Before the highway system became numbered and federalized in the late 1920s, associations of communities and states began organizing in the 1910s to create their own connecting highways. One such highway was the Jefferson Highway, the first north-south transcontinental highway in America, connecting Winnipeg, Canada, with New Orleans, Louisiana.

The concrete “slab” meandering through the Boston Mountains south of Fayetteville.

When the Jefferson Highway Association was being formed in 1914, some residents in Northwest Arkansas expressed strong interest in becoming part of the association, but the state of Arkansas refused to join.

As a result, the initial highway route came down the border of Missouri and Kansas, crossed into Oklahoma, Texas and then back  into Louisiana, bypassing Arkansas.

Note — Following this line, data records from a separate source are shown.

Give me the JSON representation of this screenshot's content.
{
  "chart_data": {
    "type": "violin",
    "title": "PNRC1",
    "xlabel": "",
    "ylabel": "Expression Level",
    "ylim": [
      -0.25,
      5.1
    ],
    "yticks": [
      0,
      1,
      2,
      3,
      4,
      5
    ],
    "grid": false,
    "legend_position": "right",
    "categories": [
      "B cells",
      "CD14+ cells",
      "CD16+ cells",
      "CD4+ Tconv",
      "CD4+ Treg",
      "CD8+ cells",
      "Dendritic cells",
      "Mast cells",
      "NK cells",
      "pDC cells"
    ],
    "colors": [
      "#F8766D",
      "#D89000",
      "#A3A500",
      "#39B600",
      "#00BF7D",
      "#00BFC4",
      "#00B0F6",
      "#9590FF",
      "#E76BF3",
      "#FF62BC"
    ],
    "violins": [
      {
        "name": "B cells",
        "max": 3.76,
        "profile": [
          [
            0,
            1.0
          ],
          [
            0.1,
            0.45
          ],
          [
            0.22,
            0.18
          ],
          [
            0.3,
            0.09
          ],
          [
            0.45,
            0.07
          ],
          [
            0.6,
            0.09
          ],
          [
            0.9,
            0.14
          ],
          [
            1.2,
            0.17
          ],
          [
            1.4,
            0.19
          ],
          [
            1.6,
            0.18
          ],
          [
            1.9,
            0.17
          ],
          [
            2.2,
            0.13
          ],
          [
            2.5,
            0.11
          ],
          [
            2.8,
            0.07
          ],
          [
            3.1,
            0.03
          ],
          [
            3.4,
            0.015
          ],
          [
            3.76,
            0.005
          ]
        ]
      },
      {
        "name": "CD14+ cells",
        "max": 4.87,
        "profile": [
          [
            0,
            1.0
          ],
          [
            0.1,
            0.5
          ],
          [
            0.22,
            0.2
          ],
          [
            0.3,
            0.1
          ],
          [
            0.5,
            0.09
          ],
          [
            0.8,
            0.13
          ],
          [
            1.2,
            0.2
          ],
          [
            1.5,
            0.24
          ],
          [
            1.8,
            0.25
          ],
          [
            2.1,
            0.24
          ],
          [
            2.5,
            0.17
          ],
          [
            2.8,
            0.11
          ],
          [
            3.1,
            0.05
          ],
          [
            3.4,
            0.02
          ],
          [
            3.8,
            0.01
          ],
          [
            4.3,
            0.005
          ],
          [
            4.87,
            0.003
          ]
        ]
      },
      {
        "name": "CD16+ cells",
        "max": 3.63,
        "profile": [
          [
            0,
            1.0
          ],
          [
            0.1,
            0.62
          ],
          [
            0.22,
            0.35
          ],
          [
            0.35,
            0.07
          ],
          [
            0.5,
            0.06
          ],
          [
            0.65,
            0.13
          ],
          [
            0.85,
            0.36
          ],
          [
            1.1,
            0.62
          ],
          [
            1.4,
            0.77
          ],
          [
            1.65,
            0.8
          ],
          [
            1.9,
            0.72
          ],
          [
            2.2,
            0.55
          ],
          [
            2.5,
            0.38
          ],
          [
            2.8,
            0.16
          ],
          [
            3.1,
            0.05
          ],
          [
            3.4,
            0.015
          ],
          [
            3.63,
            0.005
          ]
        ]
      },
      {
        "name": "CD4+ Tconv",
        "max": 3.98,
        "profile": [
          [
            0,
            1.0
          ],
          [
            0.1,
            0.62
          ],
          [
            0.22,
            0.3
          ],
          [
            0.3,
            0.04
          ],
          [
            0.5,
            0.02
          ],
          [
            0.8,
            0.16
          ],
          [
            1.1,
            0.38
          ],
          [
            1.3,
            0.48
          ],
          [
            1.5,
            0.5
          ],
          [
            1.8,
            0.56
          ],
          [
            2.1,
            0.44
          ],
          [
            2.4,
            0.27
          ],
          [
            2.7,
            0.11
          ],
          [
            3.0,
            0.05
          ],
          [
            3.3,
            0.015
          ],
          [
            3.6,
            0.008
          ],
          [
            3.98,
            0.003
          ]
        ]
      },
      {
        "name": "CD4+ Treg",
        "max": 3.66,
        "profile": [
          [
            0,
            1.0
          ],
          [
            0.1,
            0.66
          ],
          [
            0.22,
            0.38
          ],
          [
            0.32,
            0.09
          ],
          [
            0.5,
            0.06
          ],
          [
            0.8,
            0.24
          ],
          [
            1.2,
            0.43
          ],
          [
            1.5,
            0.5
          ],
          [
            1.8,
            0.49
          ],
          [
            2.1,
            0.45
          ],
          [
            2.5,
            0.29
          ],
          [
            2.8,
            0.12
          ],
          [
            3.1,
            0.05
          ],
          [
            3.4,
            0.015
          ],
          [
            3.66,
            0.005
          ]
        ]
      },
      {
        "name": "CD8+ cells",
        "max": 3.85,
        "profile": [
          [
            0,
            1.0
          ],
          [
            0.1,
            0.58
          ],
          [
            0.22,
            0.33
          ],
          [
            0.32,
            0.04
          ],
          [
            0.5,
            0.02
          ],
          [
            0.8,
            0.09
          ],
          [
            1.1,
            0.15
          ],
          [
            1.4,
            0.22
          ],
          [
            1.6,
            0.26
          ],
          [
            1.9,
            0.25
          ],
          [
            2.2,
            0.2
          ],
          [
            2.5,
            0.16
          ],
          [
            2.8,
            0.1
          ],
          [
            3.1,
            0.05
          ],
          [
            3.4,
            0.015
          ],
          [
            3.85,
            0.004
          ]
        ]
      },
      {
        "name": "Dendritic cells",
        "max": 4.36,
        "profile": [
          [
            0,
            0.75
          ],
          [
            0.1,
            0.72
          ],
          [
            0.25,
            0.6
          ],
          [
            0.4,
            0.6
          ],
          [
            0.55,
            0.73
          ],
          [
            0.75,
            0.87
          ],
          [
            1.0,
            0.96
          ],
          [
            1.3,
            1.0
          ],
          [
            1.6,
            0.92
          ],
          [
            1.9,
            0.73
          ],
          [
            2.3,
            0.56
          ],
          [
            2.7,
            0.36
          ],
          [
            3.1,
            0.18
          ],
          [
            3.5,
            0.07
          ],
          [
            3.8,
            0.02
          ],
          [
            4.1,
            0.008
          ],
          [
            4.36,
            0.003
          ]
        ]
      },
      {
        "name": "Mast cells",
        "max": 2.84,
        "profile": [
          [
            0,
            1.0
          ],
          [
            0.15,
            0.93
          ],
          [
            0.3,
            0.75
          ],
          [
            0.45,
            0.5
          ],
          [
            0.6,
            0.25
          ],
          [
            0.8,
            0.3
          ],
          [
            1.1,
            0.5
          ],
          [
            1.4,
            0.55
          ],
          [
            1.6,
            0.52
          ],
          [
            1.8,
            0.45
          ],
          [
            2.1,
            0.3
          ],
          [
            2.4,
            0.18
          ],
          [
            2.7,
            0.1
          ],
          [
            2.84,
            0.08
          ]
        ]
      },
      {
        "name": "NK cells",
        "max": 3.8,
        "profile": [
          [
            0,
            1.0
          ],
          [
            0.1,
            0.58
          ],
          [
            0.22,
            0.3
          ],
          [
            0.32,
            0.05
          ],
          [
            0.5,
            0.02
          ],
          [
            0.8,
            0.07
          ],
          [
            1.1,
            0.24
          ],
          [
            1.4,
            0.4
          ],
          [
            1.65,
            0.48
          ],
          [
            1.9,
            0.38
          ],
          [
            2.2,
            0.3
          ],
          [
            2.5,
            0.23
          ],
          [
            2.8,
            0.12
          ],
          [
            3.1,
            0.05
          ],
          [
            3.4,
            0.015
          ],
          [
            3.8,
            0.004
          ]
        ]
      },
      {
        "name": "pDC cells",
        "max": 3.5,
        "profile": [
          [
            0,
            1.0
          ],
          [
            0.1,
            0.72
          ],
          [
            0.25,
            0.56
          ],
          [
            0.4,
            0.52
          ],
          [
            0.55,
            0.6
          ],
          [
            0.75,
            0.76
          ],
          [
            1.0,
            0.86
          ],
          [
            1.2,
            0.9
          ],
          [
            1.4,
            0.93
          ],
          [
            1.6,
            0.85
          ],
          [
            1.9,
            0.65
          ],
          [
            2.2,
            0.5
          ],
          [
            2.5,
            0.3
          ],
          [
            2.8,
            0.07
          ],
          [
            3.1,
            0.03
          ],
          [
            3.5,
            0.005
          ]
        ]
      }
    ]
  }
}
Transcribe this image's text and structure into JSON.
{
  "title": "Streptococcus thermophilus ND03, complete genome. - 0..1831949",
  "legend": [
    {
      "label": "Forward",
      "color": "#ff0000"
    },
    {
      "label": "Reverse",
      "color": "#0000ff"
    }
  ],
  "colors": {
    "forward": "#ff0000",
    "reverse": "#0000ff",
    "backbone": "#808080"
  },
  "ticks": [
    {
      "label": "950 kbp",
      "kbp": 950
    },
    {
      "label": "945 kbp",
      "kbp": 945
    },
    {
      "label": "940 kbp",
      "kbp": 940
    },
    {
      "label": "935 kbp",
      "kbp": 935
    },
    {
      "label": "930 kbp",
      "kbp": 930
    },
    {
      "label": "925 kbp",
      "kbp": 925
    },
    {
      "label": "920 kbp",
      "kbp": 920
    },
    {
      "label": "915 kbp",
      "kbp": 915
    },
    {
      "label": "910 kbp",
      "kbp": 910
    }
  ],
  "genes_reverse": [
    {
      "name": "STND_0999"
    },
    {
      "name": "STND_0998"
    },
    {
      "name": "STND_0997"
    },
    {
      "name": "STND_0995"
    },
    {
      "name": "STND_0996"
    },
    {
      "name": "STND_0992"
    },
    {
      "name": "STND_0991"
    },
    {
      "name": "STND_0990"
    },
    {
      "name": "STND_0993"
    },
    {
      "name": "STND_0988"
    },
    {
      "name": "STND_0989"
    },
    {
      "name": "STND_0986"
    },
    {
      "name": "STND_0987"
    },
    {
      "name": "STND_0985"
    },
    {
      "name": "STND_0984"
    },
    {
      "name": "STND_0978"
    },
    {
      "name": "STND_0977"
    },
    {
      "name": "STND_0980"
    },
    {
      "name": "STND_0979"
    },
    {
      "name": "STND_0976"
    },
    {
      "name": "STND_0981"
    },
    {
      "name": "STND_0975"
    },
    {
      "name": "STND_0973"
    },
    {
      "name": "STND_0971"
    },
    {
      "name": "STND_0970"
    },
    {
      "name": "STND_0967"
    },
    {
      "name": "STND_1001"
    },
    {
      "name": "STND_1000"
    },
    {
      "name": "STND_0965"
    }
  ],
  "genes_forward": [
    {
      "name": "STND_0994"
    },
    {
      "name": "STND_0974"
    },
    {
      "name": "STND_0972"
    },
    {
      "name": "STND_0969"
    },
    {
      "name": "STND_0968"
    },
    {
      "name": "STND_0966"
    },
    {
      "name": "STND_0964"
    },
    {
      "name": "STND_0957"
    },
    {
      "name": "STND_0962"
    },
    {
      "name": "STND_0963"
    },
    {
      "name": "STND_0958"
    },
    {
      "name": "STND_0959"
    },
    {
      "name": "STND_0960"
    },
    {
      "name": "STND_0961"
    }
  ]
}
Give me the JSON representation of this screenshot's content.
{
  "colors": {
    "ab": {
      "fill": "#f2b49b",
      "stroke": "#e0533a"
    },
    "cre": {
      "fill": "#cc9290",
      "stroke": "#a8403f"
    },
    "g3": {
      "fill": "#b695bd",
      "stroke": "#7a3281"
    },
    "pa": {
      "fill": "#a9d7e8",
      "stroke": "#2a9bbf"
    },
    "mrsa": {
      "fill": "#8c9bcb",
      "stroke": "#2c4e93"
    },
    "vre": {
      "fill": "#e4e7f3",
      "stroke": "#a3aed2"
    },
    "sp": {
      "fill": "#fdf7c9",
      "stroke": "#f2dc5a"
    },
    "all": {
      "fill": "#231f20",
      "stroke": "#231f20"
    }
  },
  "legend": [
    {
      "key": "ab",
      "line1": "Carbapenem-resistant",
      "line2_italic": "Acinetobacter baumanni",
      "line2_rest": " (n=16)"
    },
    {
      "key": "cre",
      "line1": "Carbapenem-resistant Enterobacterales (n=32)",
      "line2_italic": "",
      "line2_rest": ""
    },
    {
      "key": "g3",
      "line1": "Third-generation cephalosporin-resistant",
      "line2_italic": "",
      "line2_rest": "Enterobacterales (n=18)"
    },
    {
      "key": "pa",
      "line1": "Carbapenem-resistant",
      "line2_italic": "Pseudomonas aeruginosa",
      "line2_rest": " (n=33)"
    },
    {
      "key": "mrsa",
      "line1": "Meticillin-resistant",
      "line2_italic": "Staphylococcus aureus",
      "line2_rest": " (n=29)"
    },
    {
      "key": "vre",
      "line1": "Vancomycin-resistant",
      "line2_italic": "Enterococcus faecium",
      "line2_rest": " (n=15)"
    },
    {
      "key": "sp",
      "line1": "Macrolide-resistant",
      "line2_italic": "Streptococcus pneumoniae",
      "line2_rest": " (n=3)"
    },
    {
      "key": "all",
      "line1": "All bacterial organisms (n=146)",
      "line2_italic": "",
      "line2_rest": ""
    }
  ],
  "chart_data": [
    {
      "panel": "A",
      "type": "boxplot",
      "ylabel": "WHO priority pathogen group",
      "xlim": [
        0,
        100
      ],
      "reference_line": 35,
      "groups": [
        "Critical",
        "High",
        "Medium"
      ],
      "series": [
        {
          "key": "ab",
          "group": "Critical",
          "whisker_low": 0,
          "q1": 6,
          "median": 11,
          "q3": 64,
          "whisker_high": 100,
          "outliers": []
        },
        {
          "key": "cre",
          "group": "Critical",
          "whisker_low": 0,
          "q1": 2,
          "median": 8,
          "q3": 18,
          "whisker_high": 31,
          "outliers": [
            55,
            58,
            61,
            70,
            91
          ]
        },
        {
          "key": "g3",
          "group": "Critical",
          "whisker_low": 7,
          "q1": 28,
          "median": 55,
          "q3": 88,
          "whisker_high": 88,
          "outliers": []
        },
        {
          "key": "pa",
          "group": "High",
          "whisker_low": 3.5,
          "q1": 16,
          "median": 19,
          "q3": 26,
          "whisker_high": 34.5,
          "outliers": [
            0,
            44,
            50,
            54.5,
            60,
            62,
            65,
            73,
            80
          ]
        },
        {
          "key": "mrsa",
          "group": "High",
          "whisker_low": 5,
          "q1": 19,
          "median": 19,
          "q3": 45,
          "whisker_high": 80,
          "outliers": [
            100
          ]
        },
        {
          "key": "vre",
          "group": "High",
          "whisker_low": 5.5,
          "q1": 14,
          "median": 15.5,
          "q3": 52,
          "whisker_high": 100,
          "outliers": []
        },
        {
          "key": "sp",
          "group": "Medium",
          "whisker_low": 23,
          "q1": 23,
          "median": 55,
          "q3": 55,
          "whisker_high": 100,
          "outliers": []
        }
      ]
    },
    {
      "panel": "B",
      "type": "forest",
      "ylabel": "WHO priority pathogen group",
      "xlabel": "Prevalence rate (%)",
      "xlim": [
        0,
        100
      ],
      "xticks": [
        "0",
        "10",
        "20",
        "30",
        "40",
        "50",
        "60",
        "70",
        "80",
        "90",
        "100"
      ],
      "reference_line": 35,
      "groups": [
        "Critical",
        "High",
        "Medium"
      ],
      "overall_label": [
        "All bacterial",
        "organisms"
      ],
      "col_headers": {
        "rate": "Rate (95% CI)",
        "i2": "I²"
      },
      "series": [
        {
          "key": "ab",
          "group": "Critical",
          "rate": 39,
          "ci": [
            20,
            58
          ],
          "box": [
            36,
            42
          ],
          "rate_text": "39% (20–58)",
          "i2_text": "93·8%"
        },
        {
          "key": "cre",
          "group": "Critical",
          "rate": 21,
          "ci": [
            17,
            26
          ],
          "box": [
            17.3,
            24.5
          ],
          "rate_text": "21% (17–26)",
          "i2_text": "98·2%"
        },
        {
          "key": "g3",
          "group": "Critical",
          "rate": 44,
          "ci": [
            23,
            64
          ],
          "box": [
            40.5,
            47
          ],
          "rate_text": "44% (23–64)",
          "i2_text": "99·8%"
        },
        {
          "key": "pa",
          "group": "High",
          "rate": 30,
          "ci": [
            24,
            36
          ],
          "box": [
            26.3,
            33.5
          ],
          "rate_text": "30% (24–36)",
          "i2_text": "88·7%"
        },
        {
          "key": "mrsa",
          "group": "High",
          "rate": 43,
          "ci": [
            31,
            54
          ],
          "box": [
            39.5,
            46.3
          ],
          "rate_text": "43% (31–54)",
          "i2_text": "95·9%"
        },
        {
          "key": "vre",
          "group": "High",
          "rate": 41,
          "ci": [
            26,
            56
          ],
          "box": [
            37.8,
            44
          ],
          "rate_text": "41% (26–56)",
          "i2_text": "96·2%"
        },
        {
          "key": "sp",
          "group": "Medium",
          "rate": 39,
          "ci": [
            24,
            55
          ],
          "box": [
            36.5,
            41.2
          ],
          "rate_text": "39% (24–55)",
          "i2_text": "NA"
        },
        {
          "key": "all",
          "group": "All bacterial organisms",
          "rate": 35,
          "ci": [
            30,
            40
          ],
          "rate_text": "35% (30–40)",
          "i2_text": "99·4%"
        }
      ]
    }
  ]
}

By the mid-1920s, Arkansas finally joined the association, and a route approximating today’s U.S. 71 was improved to become Arkansas’s portion of the Jefferson Highway.

Through Fayetteville, the Jefferson Highway followed College Avenue from the north to Center Street, east to School Avenue and south to the city limits.

Existing named highways were converted to numbered highways about 1926. The portion of the Jefferson Highway along the western side of Arkansas were number U.S. 71.

A portion of the original concrete highway — the “slab” as it was often called — remains in service south of Greenland at Baptist Ford, paralleling a newer stretch of the highway that crossed over a newer bridge.

The old section was added to the National Register of Historic Places.